Indie Spotlight: New Directions

Article by mark

by Mark Haber


New Directions was founded in 1932 by James Laughlin, due, in large part, to the insistence of Laughlin’s friend, Ezra Pound. To my mind, it is the quintessential American independent publisher. From the start, the focus was on brave and original works of literature--and it still is. Its aesthetic, from book design to choice of author and title, is peerless. During the Second World War, Alvin Lustig designed many of New Directions’ book jackets, using a modernist abstract style that became, for many years, the publisher’s hallmark. Though its designs have changed, its list of releases is still as varied and bold as the 20th century books it published.
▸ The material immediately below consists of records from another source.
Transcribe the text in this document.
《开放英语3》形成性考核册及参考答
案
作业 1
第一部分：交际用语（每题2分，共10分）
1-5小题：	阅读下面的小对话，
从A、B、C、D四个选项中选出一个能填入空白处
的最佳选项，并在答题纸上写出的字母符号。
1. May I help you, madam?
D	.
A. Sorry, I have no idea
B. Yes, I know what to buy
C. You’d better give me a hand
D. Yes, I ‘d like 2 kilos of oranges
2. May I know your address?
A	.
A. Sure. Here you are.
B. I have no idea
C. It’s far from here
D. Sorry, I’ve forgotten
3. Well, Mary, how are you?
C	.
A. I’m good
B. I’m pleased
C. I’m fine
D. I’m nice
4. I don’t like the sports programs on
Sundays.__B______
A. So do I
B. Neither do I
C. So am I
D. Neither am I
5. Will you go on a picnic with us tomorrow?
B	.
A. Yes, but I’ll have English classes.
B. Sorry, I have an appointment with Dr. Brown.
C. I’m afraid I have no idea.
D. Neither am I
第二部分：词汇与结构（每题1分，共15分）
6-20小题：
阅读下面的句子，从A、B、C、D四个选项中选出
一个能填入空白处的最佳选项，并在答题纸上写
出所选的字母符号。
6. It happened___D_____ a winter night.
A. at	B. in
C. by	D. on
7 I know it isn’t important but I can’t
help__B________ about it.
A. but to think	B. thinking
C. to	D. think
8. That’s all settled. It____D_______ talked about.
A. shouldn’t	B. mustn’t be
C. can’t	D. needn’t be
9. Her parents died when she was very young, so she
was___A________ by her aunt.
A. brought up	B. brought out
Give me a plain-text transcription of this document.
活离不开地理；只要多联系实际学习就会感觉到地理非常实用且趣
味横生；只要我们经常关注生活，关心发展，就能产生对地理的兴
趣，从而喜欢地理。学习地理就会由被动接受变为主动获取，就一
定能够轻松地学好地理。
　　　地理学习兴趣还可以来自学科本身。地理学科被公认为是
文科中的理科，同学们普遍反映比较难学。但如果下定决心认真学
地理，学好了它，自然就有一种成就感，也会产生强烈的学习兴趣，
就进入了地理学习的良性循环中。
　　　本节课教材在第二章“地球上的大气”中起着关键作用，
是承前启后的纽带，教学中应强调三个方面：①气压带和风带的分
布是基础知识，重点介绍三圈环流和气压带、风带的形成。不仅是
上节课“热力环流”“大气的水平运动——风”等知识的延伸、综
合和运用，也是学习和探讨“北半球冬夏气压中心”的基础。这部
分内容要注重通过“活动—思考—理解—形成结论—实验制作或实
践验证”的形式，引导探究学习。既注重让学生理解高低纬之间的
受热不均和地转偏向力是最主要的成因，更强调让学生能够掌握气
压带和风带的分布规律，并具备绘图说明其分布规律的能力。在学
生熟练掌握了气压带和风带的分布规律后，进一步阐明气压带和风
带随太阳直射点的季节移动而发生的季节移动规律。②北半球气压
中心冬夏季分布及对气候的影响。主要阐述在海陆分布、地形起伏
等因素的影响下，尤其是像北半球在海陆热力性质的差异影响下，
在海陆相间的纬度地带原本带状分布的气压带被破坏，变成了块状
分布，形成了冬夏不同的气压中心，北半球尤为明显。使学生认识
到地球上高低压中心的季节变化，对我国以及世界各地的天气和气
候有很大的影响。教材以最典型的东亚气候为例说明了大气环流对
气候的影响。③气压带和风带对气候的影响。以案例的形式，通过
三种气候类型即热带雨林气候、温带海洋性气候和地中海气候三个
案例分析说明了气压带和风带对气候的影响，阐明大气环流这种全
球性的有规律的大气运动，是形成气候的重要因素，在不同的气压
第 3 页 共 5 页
Who was Vladimir Nabokov’s first American publisher? New Directions. Who first published SIDDHARTHA in America? New Directions. The list--which includes Henry Miller, Dylan Thomas, Tennessee Williams, Nathanael West, and Javier Marías--goes on and on.

The influence New Directions has had on me as a reader cannot be put into words. Through New Directions, I discovered Louis Ferdinand Céline, the horribly vulgar genius who mixed the argot of the Parisian slums with the poetry of madness and created something altogether new. One doesn’t read Céline as much as experience Céline. His first two novels, JOURNEY TO THE END OF THE NIGHT and DEATH ON THE INSTALLMENT PLAN, made me realize the importance of literature in translation, something that has become a lifelong passion. 

In 2008, I discovered the author that, for me, would soon become larger-than-life: Roberto Bolaño. Who was America’s first publisher of Bolaño? You guessed it. Bolaño’s first work to appear in America, BY NIGHT IN CHILE, is a perfect example of Bolaño’s unparalleled style, command of language, and powerful imagination. In recent years, New Directions has been a wellspring of Spanish and Latin American writers, from Enrique Vila-Matas to Cesar Aira, from Clarice Lispector to Horacio Castellanos Moya. These writers bring an amazing diversity of voices and styles, as well as a sense of place, to the literary canon. 

Today, I can peruse any bookstore and spot New Directions’ familiar colophon on the spine immediately. That emblem is a sign of quality, of a book that has been thoughtfully read and curated, and which speaks to the tradition behind this singular and iconic publisher.